The “complex questions” arose from the way the law was crafted. It does not require, or even permit, employees of the state of Texas to do anything to enforce the ban; instead, it gives private citizens a right to sue abortion providers and their accomplices for damages of at least $10,000 per abortion. As Justice Sonia Sotomayor put it in dissent, “In effect, the Texas Legislature has deputized the State’s citizens as bounty hunters, offering them cash prizes for civilly prosecuting their neighbors’ medical procedures.”
In the normal case of a patently unconstitutional criminal statute, the court would issue an injunction against the state’s officers to prevent enforcement of it. But that remedy is not available here; no lawsuits have yet been filed under the law, and courts cannot issue rulings against laws in the abstract. (Ilya Somin explains the point at some length here.)
The dissenting justices are not impressed. Although they all issue separate opinions, they concur in their arguments: that a legislative procedure that has been designed deliberately to circumvent the constitution should not be permitted to have that effect. They include the three usual suspects of the court’s liberal wing, Justices Breyer, Kagan and Sotomayor, but also chief justice John Roberts, who is clearly less concerned with the assault on women’s rights than with the challenge to the court’s authority.
Fundamentally, however, this is just a procedural skirmish. One way or another, this law or one like it will reach the court for a review of the substantive question: do the guarantees in the fourteenth amendment apply to all persons, as the text appears to say, or is an exception to be carved out for women, or at least pregnant women?
The last time the court heard a major abortion case, last year in June Medical Services v Russo, four justices (Alito, Gorsuch, Kavanaugh and Thomas) dissented from a ruling to strike down a Louisiana anti-abortion law.
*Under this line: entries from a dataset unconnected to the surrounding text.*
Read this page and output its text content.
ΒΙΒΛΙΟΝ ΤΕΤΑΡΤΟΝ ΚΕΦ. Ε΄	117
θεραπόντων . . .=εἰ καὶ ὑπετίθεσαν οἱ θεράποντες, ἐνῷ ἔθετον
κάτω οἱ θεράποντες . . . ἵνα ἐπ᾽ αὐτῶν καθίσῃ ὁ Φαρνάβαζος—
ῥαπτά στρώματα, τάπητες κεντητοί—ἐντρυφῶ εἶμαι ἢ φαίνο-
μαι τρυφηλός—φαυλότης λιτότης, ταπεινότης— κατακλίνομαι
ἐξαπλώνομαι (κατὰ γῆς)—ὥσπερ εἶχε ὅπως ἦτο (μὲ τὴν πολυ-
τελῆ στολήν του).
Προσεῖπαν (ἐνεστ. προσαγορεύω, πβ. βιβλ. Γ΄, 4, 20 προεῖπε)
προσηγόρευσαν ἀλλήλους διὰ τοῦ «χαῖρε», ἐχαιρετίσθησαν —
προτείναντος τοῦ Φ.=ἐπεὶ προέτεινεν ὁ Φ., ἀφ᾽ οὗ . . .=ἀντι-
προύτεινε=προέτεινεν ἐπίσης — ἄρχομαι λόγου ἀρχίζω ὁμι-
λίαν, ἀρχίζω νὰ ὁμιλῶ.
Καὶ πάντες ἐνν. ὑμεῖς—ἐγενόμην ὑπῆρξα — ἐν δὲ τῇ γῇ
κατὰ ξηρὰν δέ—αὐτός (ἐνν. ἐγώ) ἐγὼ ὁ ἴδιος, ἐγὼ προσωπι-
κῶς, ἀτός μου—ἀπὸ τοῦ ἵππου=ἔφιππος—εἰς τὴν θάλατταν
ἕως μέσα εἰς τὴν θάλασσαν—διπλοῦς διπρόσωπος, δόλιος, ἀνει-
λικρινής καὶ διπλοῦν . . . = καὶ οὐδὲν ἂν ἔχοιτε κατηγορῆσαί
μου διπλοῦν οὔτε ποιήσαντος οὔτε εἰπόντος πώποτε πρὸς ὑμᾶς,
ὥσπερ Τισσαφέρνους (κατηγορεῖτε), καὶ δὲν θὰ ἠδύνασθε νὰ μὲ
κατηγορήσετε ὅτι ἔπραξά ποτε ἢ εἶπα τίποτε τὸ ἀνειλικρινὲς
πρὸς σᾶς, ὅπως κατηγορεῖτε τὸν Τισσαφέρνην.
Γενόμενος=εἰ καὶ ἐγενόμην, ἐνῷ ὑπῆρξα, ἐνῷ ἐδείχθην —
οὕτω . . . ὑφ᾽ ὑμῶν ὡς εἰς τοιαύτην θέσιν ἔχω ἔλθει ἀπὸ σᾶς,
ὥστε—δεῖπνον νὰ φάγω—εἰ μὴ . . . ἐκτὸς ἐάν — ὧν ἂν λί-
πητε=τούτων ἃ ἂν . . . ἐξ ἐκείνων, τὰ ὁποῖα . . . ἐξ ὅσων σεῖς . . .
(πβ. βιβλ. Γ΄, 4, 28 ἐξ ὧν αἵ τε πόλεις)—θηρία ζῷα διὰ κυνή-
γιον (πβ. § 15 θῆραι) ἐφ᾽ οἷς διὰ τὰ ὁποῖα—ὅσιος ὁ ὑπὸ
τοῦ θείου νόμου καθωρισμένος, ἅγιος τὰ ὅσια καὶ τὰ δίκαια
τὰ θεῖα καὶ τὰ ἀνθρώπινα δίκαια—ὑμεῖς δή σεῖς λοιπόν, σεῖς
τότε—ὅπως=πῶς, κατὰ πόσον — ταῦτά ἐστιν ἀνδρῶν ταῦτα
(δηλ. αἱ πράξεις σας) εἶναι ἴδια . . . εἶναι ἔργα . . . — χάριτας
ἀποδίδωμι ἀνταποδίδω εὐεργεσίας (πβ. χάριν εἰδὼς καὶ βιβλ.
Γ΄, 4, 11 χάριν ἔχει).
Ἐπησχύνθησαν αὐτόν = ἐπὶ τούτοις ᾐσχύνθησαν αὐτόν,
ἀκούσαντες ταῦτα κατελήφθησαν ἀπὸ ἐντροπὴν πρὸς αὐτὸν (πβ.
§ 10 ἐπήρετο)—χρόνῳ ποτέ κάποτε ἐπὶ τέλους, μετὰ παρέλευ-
But only Clarence Thomas (who also dissented in Casey) argued explicitly for overruling Roe. The others confined themselves to more narrow procedural grounds.
Since then, those four have become a majority with the addition of Amy Barrett, who replaced the late Ruth Ginsburg on the court last year. There is no doubt that all of them disagree with the court’s pro-choice precedents: it would be fair to say that that is in large part why they were appointed. But actually voting to overturn decisions that have stood for up to fifty years is a different matter. Alito, Barrett and Thomas are almost certainly up for it; Gorsuch and Kavanaugh may not be.
Ever since Roe, anti-choice legislators (who by now have almost total control of the Republican Party) have been playing a double game, keeping the abortion question alive in the confidence that the supreme court would protect them from any real-world consequences of their plans. As long as Roe stood as good law, abortions would remain available and the silent pro-choice majority of voters would not be roused to action.
Texas threatens to unravel that strategy. But it is too late to change course now; the legislators have to go where the fundamentalists are driving them. The question is whether their carefully-crafted supreme court majority will follow through, and in doing so hand a political gold mine to their opponents.